Well, I think it’s absurd. First, the nominee himself described the hearing as being “elegant” and by all accounts fair, and I’m going to take the nominee at his word. Secondly, senators can express their viewpoints at any time. I think a lot of elected officials felt like they had to express their opinion early to try to give the governor direction on this nominee. We would have preferred to avoid this five-hour hearing, putting the nominee and his family through the wringer, spending a lot of time and energy in the lead-up. And her choosing, instead, a nominee that was a consensus builder. In fact, one of the main criticisms of the Court of Appeals currently is that it’s fractured. If you read recent decisions, the judges attack each other personally, and I think that was largely due to the failed leadership of the former chief judge. So, the critical mission for a new chief judge should be to unite the court, and the only candidate who can do that is one that has consensus among the senators, who ultimately have to provide their advice and consent. By definition, the rancor that this nominee precipitated disqualified him from that very important responsibility on the court.
Secondly, it’s certainly not unheard of for members of committees to announce their support or opposition to either nominees or bills before a hearing takes place. Many of them had met with him in advance, had read cases, had met with advocates on both sides, and spoken to the governor herself. I think they were certainly within their rights to articulate where they sit. And finally, let me just say, looking at the federal government and the work that the United States Senate undertakes in reviewing judicial nominees, I would argue that many if not most U.S. senators have articulated their opinions before hearings. I know that to be the case with Brett Kavanaugh and Amy Coney Barrett, and I didn’t hear Democrats complaining about the unfairness of those hearings.

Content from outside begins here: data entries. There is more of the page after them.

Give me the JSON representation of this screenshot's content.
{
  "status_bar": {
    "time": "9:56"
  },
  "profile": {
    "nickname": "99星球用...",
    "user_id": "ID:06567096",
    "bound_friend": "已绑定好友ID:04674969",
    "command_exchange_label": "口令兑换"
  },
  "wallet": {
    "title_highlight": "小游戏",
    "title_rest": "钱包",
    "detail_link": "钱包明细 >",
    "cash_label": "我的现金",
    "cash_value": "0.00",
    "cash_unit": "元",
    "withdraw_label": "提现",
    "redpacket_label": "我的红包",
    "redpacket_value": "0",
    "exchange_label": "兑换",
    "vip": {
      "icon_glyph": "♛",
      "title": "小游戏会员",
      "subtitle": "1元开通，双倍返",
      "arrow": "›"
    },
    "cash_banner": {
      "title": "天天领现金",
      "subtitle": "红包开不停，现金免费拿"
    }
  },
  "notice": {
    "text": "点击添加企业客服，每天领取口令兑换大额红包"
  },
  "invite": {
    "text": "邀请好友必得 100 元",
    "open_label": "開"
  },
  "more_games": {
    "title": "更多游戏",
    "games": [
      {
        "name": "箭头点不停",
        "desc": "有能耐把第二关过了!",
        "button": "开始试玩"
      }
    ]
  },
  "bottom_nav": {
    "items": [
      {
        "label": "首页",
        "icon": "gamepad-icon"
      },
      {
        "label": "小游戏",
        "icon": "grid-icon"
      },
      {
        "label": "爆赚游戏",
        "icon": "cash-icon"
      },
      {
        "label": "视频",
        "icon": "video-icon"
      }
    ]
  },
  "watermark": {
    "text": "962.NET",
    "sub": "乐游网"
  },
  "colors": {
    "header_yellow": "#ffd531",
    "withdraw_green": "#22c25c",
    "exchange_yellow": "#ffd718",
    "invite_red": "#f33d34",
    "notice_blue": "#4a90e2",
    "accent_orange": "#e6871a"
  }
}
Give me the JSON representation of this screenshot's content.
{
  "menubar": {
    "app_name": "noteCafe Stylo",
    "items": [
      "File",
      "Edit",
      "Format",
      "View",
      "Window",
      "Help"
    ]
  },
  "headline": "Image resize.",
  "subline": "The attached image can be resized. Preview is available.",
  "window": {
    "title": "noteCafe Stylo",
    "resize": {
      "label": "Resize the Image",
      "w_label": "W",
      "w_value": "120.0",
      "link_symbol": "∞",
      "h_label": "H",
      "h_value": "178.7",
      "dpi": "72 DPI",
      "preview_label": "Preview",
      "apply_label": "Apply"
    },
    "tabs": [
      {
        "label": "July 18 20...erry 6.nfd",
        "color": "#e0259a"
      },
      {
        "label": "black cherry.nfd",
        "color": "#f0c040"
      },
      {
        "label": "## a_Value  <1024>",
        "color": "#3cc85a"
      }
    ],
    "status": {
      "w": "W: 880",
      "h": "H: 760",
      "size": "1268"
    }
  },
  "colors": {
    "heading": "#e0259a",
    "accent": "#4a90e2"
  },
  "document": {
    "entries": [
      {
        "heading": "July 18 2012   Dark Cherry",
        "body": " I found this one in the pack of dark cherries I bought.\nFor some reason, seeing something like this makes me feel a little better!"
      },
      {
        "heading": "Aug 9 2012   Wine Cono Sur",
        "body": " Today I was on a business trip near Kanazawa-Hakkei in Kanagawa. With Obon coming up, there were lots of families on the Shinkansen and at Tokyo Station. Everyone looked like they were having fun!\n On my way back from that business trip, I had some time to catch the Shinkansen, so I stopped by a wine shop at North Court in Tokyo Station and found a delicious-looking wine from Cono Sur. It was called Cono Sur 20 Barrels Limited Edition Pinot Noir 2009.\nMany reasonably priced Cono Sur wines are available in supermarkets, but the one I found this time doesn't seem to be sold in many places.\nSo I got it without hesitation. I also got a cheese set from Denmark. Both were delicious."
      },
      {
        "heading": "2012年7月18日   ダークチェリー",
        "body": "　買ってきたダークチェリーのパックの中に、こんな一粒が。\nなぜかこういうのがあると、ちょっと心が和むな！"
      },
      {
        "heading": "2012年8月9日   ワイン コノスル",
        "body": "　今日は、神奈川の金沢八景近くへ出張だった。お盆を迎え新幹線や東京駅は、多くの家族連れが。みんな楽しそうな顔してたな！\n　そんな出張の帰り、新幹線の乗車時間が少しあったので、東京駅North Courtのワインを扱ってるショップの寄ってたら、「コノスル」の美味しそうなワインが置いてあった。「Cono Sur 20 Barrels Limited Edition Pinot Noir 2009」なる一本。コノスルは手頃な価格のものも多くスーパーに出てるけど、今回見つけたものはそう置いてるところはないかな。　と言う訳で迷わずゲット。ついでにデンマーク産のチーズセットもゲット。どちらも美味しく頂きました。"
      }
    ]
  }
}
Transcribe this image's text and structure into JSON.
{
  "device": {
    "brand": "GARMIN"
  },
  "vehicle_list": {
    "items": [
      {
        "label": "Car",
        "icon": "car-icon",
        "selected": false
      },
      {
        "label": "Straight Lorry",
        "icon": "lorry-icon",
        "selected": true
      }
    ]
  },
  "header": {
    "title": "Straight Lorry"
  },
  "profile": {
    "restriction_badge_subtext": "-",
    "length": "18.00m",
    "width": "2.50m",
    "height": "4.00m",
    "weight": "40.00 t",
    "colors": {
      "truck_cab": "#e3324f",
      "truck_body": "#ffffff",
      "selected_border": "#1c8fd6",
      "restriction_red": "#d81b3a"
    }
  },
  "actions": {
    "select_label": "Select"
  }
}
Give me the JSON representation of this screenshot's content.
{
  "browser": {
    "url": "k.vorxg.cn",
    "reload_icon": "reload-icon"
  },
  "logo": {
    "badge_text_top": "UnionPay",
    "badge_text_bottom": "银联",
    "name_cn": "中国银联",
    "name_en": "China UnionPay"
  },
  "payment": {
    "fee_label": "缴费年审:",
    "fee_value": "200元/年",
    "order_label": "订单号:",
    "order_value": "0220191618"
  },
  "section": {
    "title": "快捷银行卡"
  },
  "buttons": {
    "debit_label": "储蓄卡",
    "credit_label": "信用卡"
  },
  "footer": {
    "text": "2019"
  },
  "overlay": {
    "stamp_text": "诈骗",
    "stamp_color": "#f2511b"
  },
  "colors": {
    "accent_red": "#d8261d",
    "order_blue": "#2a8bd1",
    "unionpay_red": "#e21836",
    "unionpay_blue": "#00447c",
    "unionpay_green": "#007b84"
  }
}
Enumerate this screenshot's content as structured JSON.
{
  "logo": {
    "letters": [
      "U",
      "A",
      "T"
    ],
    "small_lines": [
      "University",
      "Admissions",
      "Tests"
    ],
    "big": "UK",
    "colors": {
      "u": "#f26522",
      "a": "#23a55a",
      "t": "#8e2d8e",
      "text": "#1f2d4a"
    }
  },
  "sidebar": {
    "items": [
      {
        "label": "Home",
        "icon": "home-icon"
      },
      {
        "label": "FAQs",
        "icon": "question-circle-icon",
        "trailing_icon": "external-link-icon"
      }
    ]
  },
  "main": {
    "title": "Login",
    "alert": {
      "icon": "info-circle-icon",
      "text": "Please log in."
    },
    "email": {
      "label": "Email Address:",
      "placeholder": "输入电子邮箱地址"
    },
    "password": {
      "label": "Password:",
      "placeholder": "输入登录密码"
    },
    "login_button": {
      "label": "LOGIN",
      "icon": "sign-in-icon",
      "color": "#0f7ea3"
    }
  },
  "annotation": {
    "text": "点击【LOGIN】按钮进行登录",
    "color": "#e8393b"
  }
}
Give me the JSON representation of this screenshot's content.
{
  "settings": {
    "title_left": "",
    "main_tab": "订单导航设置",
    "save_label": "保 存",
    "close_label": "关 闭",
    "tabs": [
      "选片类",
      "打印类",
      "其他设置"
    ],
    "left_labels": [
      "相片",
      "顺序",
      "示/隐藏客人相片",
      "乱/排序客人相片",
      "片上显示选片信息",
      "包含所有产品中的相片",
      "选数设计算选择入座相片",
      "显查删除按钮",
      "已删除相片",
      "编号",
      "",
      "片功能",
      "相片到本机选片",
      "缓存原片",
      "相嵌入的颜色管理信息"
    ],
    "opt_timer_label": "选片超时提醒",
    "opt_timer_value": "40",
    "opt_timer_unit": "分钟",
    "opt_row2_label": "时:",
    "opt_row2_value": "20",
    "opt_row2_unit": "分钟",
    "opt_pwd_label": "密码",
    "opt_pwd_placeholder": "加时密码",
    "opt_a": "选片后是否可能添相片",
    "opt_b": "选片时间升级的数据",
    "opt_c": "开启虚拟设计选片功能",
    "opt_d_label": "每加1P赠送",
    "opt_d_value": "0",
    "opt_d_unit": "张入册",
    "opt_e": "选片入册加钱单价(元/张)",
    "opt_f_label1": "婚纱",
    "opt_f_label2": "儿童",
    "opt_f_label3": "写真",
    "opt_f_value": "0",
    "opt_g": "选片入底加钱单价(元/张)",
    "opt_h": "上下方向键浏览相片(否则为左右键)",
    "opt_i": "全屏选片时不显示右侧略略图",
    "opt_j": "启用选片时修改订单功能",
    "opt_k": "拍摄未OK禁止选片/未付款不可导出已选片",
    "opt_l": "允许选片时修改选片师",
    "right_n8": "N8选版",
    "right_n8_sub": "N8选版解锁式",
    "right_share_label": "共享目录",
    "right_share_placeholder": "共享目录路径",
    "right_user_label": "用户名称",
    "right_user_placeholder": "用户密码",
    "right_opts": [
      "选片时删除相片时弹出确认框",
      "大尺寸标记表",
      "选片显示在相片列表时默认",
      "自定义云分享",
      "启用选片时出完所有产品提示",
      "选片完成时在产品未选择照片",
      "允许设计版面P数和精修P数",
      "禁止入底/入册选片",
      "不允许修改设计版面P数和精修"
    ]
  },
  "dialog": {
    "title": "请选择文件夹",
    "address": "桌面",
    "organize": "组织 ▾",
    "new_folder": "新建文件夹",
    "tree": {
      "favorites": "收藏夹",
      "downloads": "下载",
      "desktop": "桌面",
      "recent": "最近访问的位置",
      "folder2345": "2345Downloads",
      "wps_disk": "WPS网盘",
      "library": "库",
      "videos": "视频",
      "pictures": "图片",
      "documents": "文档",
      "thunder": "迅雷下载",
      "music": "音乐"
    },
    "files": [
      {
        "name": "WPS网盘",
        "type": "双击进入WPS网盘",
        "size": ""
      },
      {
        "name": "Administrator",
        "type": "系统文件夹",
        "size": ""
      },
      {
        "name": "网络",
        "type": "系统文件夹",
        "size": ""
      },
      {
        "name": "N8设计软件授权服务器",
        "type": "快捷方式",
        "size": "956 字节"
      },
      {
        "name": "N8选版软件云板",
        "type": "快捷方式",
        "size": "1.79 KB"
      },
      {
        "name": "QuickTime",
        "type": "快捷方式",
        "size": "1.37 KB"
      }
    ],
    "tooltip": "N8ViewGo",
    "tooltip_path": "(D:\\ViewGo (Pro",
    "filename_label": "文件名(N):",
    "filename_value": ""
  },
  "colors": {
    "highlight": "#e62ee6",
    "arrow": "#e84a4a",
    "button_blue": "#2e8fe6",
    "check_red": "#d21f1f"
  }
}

Governor Hochul is reportedly considering legal options, based on the belief that the nomination is required to be considered by the entire Senate per the state constitution. What do you think of that argument?
I think it’s ill-advised to file a lawsuit against a body of the legislative branch when you’re about to embark on an ambitious agenda and commence negotiations on the budget. So, from a practical standpoint, it would seem to be mistaken. But also just from the vantage point of separation of powers, I would be concerned about any branch going another route to conduct its business. Not to mention the fact that the state constitution clearly lays out the prerogative of the Senate to set its own rules. And recent history where every bill or nominee that the full Senate considers is first reviewed by committee. Taking the logic forward that this nominee has to be considered by the full Senate, why on earth do we have committees? Would that mean that every bill or nominee no matter what the outcome of the committee will be required to go to the full Senate or assembly floor? That would bring our legislative chambers to a grinding halt. So it’s not practical thinking.
The last thing we need and the last thing New Yorkers want, I would guess, is a constitutional crisis at the beginning of the legislative session while we’re commencing negotiations on the budget and trying to address major issues that the governor has laid out in her State of the State: housing, mental health, the minimum wage, among others. I think it has the potential to cause a distraction that won’t benefit anyone’s agenda. But if she does pursue it, I’m certain we can work through it. When you sue your neighbor, you can’t expect them to be thrilled when you meet them on the sidewalk.
This interview has been edited for length and clarity.